Présence, le jardin japonais d’Hélène

Dans la fabuleuse cuisine de ma grand-mère maternelle Hélène, je me souviens très clairement de la présence d’une vasque, d’environ cinquante centimètres de diamètre, qui contenait ce qu’elle appelait son « jardin japonais ».

A l’intérieur de cet espace, se trouvait quelques petites plantes, un dénivelé pour donner du relief au paysage, un pont pour traverser le ruisseau asséché, un petit champignon rouge à pois blancs, très beau et bien brillant, quelques personnages plantés ici ou là, probablement des figurines récupérées sur des bûches de Noël.

Lorsque j’étais chez ma grand-mère, je passais des heures à contempler cet univers, et des histoires passionnantes surgissaient de cette vasque.

J’étais à la fois plongée dans cette contemplation et entièrement reliée à la présence d’Hélène, qui bien souvent chantait, affairée aux fourneaux, sa voix faisait partie intégrante de la scène.

L’évocation de ce souvenir fait instantanément surgir une sensation de détente et de joie, éprouvée  à la contemplation de ce jardin. Tout était rassemblé, émerveillée devant cette vasque qui contenait un univers entier, je m’y trouvais pleinement intégrée.

Une expérience de ce que l’on peut ressentir quand on est pleinement là. Vous parler de ce jardin est une manière d’évoquer ce que cela fait éprouver physiquement d’être présent, dans la magie de l’instant. Comme un coffre empli de trésors, certains souvenirs précis de scènes d’enfance et à l’âge adulte aussi, une présence dense, vive et chatoyante.

Ce matin, je regardais dans mon salon la chaise-escabeau où sont posées des petites plantes. Et en un instant, le jardin japonais d’Hélène m’est revenu à l’esprit !

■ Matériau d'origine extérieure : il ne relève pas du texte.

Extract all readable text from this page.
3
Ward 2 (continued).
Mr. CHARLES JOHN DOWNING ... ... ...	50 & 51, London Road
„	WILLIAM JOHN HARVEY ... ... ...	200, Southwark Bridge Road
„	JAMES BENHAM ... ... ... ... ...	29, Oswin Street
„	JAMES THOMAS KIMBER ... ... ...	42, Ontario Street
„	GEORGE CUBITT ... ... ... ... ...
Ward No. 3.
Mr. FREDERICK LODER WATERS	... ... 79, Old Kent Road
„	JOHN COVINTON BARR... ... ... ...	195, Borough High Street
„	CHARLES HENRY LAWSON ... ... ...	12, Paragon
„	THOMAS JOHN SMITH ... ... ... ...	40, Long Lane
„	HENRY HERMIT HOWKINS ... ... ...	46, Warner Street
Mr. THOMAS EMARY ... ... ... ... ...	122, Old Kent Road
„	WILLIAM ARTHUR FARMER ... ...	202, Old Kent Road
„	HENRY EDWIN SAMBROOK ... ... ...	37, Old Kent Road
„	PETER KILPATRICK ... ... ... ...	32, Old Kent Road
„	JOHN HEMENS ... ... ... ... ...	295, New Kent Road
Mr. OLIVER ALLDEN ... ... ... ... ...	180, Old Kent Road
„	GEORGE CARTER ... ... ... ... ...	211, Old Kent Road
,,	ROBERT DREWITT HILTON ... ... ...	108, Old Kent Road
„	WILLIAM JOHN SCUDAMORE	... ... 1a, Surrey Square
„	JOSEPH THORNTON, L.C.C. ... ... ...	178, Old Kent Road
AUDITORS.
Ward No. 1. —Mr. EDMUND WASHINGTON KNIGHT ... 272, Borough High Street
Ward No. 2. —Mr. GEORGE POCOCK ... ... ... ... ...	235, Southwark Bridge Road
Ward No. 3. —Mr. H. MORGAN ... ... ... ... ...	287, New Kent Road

tulipes dans petit jardin d'intérieur

petit jardin intérieur

C’est réjouissant, une manière simple et profonde de faire monde comme j’ai pu l’entendre, une fois devenue grande en découvrant la méditation, et le sens de présence cultivée par cette pratique.

La présence ne peut se décider, elle est d’emblée. Il y a des situations qui favorisent son apparition avec plus d’intensité. Parfois, nous entrons plus pleinement en rapport à ce qui est, et sortons alors d’une forme d’anesthésie des sens.